The identification of psychological risk factors for therapeutic non-adherence can result in the development of screening methods, risk indicators, and methods of psychoeducation and specific support. This is a potential strategy to increase effectiveness, efficacy, and health equity55. Ways to improve therapeutic adherence were reviewed in a meta-analysis carried out by Conn & Ruppar (2017)56 in which the best interventions found were those focused on behavior (e.g. goal setting, rewards) and habits (e.g. attachment of adherence to pre-existing habits), carried out face-to-face between patient and healthcare professional. Interventions focused on cognition, such as proposals to change knowledge, beliefs and ways of thinking, did not demonstrate relevant clinical effects.

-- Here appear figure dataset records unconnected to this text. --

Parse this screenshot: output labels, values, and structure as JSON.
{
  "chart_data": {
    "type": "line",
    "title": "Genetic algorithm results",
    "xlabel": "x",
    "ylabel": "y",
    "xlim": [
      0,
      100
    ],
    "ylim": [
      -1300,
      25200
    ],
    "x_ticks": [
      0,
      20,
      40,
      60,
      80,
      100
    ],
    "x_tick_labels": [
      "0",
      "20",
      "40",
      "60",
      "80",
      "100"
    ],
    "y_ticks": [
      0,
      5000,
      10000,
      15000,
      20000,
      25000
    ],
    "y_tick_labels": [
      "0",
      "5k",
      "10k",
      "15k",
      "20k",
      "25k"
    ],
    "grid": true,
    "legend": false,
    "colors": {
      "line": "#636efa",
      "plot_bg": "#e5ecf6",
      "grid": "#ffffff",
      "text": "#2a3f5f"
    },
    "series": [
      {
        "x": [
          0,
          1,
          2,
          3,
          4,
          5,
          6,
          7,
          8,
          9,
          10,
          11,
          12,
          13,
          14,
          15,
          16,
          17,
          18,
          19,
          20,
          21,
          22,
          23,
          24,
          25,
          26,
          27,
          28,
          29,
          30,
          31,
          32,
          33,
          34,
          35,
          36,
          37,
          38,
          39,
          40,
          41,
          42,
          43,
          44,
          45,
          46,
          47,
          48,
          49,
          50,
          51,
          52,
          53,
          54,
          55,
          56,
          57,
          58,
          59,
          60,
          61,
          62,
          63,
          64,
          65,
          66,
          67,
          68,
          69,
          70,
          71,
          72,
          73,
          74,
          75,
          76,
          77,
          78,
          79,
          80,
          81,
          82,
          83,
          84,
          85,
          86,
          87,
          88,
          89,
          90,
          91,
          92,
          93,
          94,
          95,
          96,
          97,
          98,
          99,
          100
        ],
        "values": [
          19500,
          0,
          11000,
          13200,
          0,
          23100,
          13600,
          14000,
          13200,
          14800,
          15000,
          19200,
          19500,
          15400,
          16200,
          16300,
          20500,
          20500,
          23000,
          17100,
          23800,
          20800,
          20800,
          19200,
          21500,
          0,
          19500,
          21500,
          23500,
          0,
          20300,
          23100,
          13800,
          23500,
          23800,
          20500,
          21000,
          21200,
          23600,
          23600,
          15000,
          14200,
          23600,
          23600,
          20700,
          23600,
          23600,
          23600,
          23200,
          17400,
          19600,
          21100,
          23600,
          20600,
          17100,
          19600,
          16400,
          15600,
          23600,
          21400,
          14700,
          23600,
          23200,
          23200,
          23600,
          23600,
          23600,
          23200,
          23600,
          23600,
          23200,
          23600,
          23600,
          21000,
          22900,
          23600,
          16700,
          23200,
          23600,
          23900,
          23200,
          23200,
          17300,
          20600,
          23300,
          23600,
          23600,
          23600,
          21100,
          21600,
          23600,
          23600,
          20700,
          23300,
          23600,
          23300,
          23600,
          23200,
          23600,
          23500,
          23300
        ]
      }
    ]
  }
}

Still, there is a lack of studies on the topic, due to the difficulty of including and following up poorly compliant patients57 and the present study addresses this gap by illustrating how personality traits can inform intervention strategies across various health domains. Specifically, recognizing these individual differences allows for the development of personalized public health messages and clinical interventions, from vaccination campaigns to chronic disease management, that target the psychological drivers of behavior. Such tailored approaches hold the potential to improve therapeutic outcomes, especially for clinically resistant or non-adherent cases, thereby enhancing the overall efficacy of public health initiatives1,58,59,60.

Conclusion

This two-year online follow-up study has appointed the impact of personality traits, specifically those outlined by Eysenck (1976)12(Psychoticism, Extraversion, Neuroticism), on the adherence to COVID-19 non-pharmacological preventive measures. Our findings demonstrated that P significantly impacted adherence to almost all preventive measures evaluated, and this adherence varied over time. Trait E had some impacts on adherence to specific preventive measures, such as Hand hygiene, and N showed no significant effects on adherence. Gender had a significant moderating effect, while mediating effects of Lie subscale, depressive symptoms and anxious symptoms were not substantiated in our analysis.